1996年6月至2003年8月,在我们机构对253例II期前列腺癌、前列腺特异性抗原低于12且Gleason评分低于7的患者进行了单纯近距离放射治疗。共有92例患者接受了192Ir高剂量率近距离放射治疗,而161例接受了103Pd低剂量率近距离放射治疗。高剂量率近距离放射治疗的前列腺最小剂量为38 Gy,分4次给予,在36小时内单次植入。对于高剂量率近距离放射治疗,我们使用实时动态三维超声基础剂量测定法。对于103Pd种子植入,使用选择性外周加权剂量分布,剂量为120 Gy。在治疗前经直肠超声检查后根据患者偏好进行治疗。使用美国国立癌症研究所通用毒性标准2.0对毒性进行评分。253例患者的中位随访时间为2.9年。

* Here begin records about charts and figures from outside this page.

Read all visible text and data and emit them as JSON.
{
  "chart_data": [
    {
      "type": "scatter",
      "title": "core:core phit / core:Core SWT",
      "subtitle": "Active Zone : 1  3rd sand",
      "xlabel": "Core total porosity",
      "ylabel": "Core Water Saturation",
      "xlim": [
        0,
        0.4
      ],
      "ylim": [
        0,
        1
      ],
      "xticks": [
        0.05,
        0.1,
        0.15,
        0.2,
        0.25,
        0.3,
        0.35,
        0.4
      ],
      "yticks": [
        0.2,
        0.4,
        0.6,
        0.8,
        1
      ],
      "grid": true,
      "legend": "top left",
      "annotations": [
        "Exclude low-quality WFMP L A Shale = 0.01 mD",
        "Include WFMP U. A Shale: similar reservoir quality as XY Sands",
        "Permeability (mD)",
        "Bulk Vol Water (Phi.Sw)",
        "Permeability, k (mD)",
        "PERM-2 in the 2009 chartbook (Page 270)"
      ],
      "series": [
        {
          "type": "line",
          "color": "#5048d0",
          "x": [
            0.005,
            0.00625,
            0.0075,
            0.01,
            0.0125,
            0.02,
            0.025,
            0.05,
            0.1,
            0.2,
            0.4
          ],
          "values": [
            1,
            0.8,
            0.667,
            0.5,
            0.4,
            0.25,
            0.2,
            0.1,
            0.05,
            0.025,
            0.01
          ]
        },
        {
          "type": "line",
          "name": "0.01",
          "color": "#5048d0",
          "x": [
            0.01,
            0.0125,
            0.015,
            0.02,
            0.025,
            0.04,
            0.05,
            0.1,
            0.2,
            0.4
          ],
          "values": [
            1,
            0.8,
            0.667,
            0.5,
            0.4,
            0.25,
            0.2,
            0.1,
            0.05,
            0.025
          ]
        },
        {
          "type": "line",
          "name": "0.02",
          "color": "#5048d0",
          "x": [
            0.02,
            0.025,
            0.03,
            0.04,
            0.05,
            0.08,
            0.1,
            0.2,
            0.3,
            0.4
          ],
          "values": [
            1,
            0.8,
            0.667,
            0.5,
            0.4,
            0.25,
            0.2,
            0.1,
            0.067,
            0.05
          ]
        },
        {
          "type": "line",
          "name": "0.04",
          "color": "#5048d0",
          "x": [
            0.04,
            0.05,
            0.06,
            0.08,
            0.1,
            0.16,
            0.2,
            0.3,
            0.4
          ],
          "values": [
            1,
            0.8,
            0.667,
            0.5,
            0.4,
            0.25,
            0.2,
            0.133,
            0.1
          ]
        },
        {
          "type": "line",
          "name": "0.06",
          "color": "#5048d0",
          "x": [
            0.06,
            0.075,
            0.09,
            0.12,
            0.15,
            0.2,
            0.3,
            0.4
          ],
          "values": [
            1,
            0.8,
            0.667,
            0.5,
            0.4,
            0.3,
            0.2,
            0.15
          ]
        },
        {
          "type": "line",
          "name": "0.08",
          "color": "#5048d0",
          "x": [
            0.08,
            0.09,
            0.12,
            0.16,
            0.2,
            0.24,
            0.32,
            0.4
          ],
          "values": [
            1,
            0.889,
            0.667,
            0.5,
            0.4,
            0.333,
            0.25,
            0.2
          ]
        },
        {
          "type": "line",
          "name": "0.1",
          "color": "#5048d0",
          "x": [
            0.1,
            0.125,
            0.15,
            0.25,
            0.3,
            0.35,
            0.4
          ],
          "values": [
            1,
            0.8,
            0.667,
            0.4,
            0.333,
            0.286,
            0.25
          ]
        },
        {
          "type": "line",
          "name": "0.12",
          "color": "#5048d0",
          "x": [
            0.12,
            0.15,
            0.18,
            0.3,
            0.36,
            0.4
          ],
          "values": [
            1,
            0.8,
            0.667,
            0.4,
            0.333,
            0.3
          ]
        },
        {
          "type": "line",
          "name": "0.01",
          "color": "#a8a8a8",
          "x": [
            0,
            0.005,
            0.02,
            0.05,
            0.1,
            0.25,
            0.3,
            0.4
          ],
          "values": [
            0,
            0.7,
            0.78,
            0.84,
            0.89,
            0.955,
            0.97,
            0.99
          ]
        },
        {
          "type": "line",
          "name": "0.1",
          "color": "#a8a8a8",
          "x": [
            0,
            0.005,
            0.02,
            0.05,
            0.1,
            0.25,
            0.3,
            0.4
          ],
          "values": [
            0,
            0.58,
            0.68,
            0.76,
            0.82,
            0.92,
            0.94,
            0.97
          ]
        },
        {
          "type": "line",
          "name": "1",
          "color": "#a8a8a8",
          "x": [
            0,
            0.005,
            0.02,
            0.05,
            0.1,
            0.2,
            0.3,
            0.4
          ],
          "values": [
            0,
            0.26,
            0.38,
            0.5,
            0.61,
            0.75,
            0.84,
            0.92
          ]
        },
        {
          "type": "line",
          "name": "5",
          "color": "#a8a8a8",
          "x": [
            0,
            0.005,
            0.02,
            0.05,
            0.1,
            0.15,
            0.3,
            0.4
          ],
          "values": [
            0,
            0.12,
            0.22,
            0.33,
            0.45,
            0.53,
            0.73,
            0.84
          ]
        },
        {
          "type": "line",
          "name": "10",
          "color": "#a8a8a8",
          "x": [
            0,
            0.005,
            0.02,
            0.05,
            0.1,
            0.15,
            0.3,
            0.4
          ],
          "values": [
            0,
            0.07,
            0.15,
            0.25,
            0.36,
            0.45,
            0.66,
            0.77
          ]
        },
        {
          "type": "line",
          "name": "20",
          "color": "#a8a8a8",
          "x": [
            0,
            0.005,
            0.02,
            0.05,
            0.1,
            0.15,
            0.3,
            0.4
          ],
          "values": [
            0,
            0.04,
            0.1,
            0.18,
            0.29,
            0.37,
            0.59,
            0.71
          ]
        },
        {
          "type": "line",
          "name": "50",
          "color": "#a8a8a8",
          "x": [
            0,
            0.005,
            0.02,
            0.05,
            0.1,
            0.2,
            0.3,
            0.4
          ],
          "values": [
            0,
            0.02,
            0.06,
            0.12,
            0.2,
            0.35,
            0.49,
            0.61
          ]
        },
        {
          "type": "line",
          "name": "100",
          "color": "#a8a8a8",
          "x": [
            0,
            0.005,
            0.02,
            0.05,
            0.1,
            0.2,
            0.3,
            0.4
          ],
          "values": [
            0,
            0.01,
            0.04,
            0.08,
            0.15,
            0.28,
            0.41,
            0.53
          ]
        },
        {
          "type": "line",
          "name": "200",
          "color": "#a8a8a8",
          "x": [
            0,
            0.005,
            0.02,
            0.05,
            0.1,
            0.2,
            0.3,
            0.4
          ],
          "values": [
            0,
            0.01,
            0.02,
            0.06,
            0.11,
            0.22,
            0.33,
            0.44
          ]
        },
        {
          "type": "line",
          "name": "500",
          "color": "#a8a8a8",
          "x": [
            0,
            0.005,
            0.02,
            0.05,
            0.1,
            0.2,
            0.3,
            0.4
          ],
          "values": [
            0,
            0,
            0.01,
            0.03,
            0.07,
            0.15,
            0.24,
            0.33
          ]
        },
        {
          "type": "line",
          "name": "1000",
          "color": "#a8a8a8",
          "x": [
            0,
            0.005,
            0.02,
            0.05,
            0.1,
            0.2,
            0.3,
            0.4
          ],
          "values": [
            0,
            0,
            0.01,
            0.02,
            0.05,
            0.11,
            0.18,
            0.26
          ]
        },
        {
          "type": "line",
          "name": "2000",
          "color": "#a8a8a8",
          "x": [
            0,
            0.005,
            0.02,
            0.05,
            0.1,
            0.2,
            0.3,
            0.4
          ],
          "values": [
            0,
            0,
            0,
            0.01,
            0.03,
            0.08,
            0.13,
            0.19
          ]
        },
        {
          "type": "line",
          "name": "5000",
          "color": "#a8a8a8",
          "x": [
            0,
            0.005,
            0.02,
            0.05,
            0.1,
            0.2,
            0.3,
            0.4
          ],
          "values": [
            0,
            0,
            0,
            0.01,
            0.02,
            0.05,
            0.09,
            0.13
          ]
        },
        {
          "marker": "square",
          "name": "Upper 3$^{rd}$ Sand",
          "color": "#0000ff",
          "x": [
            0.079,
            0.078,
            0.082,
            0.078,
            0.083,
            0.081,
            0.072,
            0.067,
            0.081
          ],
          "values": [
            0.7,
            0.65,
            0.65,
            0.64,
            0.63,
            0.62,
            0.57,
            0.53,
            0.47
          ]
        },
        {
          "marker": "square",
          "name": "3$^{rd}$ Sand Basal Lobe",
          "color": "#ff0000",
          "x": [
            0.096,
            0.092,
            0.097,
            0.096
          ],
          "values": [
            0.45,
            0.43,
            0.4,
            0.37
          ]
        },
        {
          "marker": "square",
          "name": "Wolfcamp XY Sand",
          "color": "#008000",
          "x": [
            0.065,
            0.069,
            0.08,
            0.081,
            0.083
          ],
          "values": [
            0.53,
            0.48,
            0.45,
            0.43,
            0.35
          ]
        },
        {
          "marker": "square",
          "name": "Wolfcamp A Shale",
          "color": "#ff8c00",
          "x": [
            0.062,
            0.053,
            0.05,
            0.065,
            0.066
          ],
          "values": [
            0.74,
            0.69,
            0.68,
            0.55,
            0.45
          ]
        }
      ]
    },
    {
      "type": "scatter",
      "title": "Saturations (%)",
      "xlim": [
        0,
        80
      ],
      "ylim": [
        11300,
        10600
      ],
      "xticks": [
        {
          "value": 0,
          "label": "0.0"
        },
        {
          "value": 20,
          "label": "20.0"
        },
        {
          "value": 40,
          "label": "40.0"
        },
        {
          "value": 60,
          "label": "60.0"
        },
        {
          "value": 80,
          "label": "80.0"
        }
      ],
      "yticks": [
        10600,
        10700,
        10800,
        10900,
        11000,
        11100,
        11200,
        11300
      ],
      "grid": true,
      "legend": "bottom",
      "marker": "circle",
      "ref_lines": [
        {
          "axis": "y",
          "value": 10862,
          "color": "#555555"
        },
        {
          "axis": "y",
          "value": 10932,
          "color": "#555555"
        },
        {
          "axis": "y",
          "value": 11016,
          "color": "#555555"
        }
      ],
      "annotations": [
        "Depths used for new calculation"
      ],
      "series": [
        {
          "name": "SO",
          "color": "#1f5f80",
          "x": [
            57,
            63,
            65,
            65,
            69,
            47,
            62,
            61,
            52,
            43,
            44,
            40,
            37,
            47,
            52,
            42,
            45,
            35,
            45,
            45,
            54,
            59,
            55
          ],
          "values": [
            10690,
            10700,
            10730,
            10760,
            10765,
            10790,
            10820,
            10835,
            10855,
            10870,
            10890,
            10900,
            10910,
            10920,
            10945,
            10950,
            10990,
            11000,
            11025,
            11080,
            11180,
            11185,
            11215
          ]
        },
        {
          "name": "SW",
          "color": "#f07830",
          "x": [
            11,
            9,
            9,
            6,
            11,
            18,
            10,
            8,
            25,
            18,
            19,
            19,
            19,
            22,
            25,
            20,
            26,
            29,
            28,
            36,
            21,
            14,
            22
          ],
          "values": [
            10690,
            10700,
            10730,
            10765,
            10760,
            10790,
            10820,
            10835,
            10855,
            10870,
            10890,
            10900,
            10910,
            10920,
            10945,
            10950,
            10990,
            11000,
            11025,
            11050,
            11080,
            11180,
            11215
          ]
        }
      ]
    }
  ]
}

所有患者3年2级或更高等级的泌尿毒性发生率和3级或更高等级的发生率分别为26%和6.9%,高剂量率和低剂量率之间无显著差异(p分别为0.3和0.4)。然而,高剂量率近距离放射治疗的1级泌尿生殖系统毒性较低(p = 0.002)。3年2级直肠毒性发生率为0.8%,无3级或更高等级事件,高剂量率和低剂量率组相似(分别为1%和0.6%)。未发生与癌症相关的死亡,高剂量率近距离放射治疗的4年总生存率为99%,低剂量率近距离放射治疗为96.4%(p = 0.4)。低剂量率近距离放射治疗的美国放射肿瘤学会3年生化控制率为90%,高剂量率近距离放射治疗为93%。对2级或更高等级泌尿毒性的Cox多因素分析显示,使用14根或更多针(风险比6.1,p = 0.02)和激素治疗(风险比2.2,p = 0.02)具有显著性。在没有风险因素的情况下,4年2级或更高等级泌尿毒性发生率为7%,而如果存在这两个风险因素则为65%(p <0.001)。高剂量率近距离放射治疗的阳痿粗发生率为18.3%,低剂量率近距离放射治疗为41.3%(p = 0.002)。
高剂量率和低剂量率近距离放射治疗2级或更高等级的慢性泌尿毒性发生率相当。然而,高剂量率近距离放射治疗的1级较低。高剂量率近距离放射治疗使阳痿率降低一半。多因素分析显示,新辅助激素治疗和14根或更多针与慢性泌尿毒性增加显著相关。